Articles
THE SOVIET UNION AS A CORRUPT STATE
The article concerns the process of corruption’s institutionalization in the Union of Soviet Socialist Republics. Corruption is perceived as a permanent and variable pattern of social-and-political actors’ behavior which was generated by centralized structure of governmental system. The author attempts to prove that costs and benefits derived from corruption were not identical during every period of the Soviet Union’s development. This calculation was for the most part the result of political regime’s dynamics and changing degree of its totalitarianism. Legalized corruption, patron–client networks and ordinary bribery – which the author defines as a patterns of corruption typical for the Soviet Union – were structurally connected phenomena.
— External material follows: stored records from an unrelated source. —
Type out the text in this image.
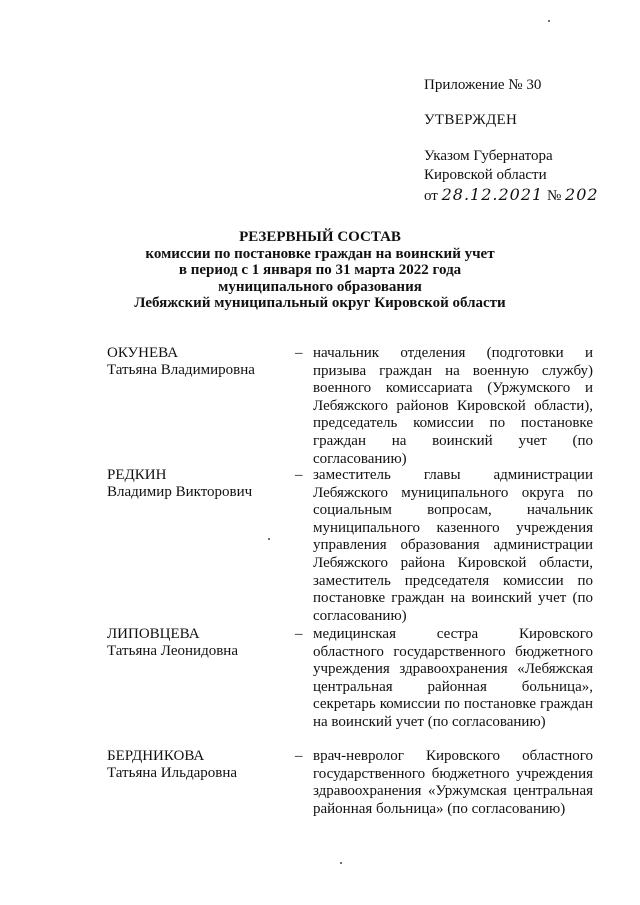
Приложение № 30
УТВЕРЖДЕН
Указом Губернатора
Кировской области
от 28.12.2021 № 202
РЕЗЕРВНЫЙ СОСТАВ
комиссии по постановке граждан на воинский учет
в период с 1 января по 31 марта 2022 года
муниципального образования
Лебяжский муниципальный округ Кировской области
ОКУНЕВА
Татьяна Владимировна
– начальник отделения (подготовки и призыва граждан на военную службу) военного комиссариата (Уржумского и Лебяжского районов Кировской области), председатель комиссии по постановке граждан на воинский учет (по согласованию)
РЕДКИН
Владимир Викторович
– заместитель главы администрации Лебяжского муниципального округа по социальным вопросам, начальник муниципального казенного учреждения управления образования администрации Лебяжского района Кировской области, заместитель председателя комиссии по постановке граждан на воинский учет (по согласованию)
ЛИПОВЦЕВА
Татьяна Леонидовна
– медицинская сестра Кировского областного государственного бюджетного учреждения здравоохранения «Лебяжская центральная районная больница», секретарь комиссии по постановке граждан на воинский учет (по согласованию)
БЕРДНИКОВА
Татьяна Ильдаровна
– врач-невролог Кировского областного государственного бюджетного учреждения здравоохранения «Уржумская центральная районная больница» (по согласованию)
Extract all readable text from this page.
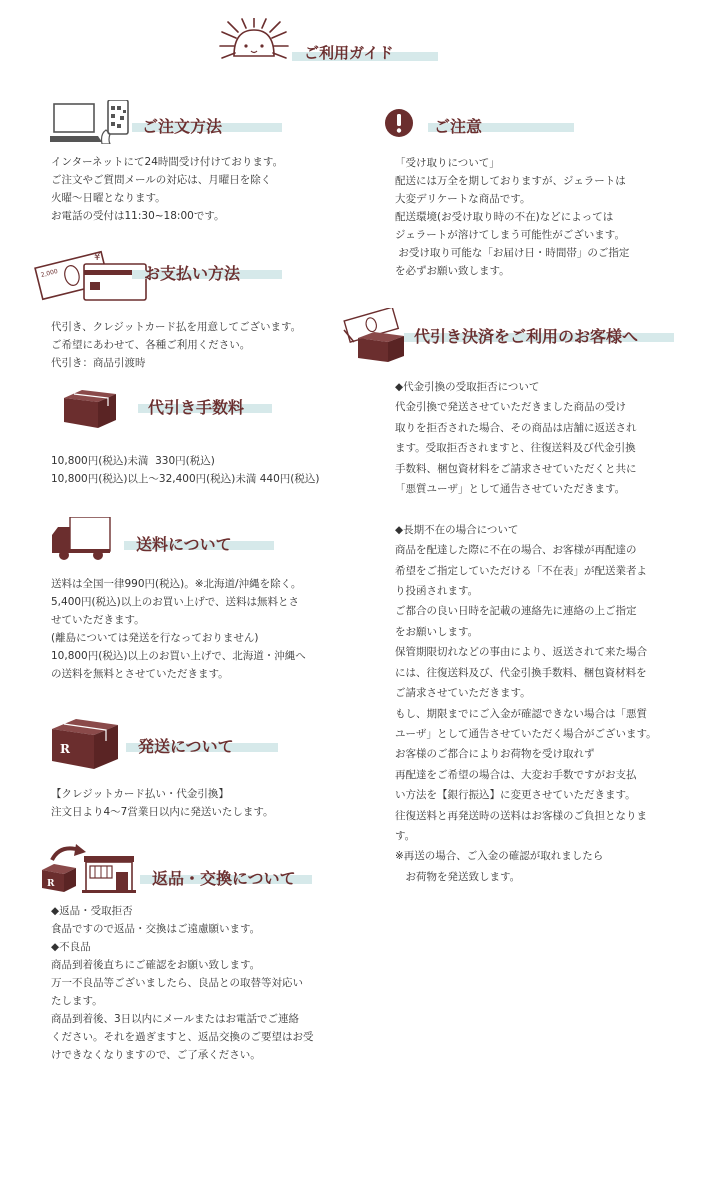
ご利用ガイド
ご注文方法

インターネットにて24時間受け付けております。

ご注文やご質問メールの対応は、月曜日を除く

火曜〜日曜となります。

お電話の受付は11:30~18:00です。

2,000
¥
お支払い方法

代引き、クレジットカード払を用意してございます。

ご希望にあわせて、各種ご利用ください。

代引き：商品引渡時

代引き手数料

10,800円(税込)未満  330円(税込)

10,800円(税込)以上〜32,400円(税込)未満 440円(税込)

送料について

送料は全国一律990円(税込)。※北海道/沖縄を除く。

5,400円(税込)以上のお買い上げで、送料は無料とさ

せていただきます。

(離島については発送を行なっておりません)

10,800円(税込)以上のお買い上げで、北海道・沖縄へ

の送料を無料とさせていただきます。

R	発送について

【クレジットカード払い・代金引換】

注文日より4〜7営業日以内に発送いたします。

R	返品・交換について

◆返品・受取拒否

食品ですので返品・交換はご遠慮願います。

◆不良品

商品到着後直ちにご確認をお願い致します。

万一不良品等ございましたら、良品との取替等対応い

たします。

商品到着後、3日以内にメールまたはお電話でご連絡

ください。それを過ぎますと、返品交換のご要望はお受

けできなくなりますので、ご了承ください。

ご注意

「受け取りについて」

配送には万全を期しておりますが、ジェラートは

大変デリケートな商品です。

配送環境(お受け取り時の不在)などによっては

ジェラートが溶けてしまう可能性がございます。

お受け取り可能な「お届け日・時間帯」のご指定

を必ずお願い致します。

代引き決済をご利用のお客様へ

◆代金引換の受取拒否について

代金引換で発送させていただきました商品の受け

取りを拒否された場合、その商品は店舗に返送され

ます。受取拒否されますと、往復送料及び代金引換

手数料、梱包資材料をご請求させていただくと共に

「悪質ユーザ」として通告させていただきます。

◆長期不在の場合について

商品を配達した際に不在の場合、お客様が再配達の

希望をご指定していただける「不在表」が配送業者よ

り投函されます。

ご都合の良い日時を記載の連絡先に連絡の上ご指定

をお願いします。

保管期限切れなどの事由により、返送されて来た場合

には、往復送料及び、代金引換手数料、梱包資材料を

ご請求させていただきます。

もし、期限までにご入金が確認できない場合は「悪質

ユーザ」として通告させていただく場合がございます。

お客様のご都合によりお荷物を受け取れず

再配達をご希望の場合は、大変お手数ですがお支払

い方法を【銀行振込】に変更させていただきます。

往復送料と再発送時の送料はお客様のご負担となりま

す。

※再送の場合、ご入金の確認が取れましたら

　お荷物を発送致します。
On one hand they were inextricably intertwined with the political system; on the other they were a manifestation of the system’s inefficiency and a lack of its identification with foundational principles. While analyzing corruption in a system such as the Soviet Union, many various doubts appear as far as defining different actions as unequivocally corrupt is concerned. Some of them were not meant to serve as an instrument of personal enrichment but were the only available way to gain access to scarce goods or to face challenges posed by the irrational system of the economy’s management. It can be assumed that these actions were the manifestations of rational adaptation to unpredictable social-and-economic environment and that to some degree they performed functionally useful role. Corruption in the Soviet Union gained a status of informal institution the regulatory potential of which was largely serving as a substitute for regulatory functions which generally should be performed by the legal system.